Caring for diabetic cats

source: Feline Advisory Bureau Volume 39 (3) 2001
starts page 73, 4 pages long

Signs of diabetes in cats include, increased thirst, voracious appetite and weight loss, blood in urine, liver enlargement and poor coat condition, although not all signs will be present. Ketoacidosis is a complication of uncontrolled diabetes, which can result in collapse and coma. A cause of absolute insulin deficiency is the inability of the pancreas to produce insulin; a relative deficiency of insulin means that the pancreas still produces insulin, but the body cells do not respond to it properly. This may be due to obesity, the use of certain drugs such as corticosteroids or hormonal conditions. Diagnosis requires blood and urine tests and treatment involves addressing the underlying cause, dietary management, oral medication and insulin therapy.
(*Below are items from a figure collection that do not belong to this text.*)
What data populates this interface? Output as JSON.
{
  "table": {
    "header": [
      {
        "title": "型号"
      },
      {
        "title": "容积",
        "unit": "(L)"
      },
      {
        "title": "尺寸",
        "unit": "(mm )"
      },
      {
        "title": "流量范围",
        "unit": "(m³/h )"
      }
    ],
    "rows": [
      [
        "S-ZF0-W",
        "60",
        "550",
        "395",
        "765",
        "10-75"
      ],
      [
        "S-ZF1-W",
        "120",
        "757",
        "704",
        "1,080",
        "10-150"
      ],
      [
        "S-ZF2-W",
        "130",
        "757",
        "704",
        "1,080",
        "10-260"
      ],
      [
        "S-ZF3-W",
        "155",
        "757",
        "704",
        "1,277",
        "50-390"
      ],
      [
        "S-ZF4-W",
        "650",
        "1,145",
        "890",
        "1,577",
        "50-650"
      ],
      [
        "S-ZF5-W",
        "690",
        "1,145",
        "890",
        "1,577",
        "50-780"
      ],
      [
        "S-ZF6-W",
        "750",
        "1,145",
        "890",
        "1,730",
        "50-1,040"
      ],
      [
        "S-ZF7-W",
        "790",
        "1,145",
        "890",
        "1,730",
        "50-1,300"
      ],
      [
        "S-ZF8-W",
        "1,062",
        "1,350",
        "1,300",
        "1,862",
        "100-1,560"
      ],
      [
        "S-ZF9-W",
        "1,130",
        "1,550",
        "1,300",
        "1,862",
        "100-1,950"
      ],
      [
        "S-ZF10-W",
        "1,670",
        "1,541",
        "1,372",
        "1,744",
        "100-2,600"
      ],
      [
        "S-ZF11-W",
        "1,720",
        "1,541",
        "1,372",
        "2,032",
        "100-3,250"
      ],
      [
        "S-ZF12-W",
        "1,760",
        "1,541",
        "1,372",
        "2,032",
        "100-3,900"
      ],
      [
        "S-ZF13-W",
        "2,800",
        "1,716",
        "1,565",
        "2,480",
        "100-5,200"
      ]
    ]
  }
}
The condition may need to be stabilised and monitored within the veterinary hospital initially, and homecare requires a strict routine of insulin injections and the monitoring of glucose and ketone levels. Hypoglycaemia (low blood glucose) is a life threatening complication and requires rapid treatment in the form of food if the cat is able to eat, or the application of glucose powder/syrup to the gums if the cat is collapsed. Diabetic cats will need regular monitoring and long-term prognosis depends on the age of the cat and how easy the diabetes is to stabilise.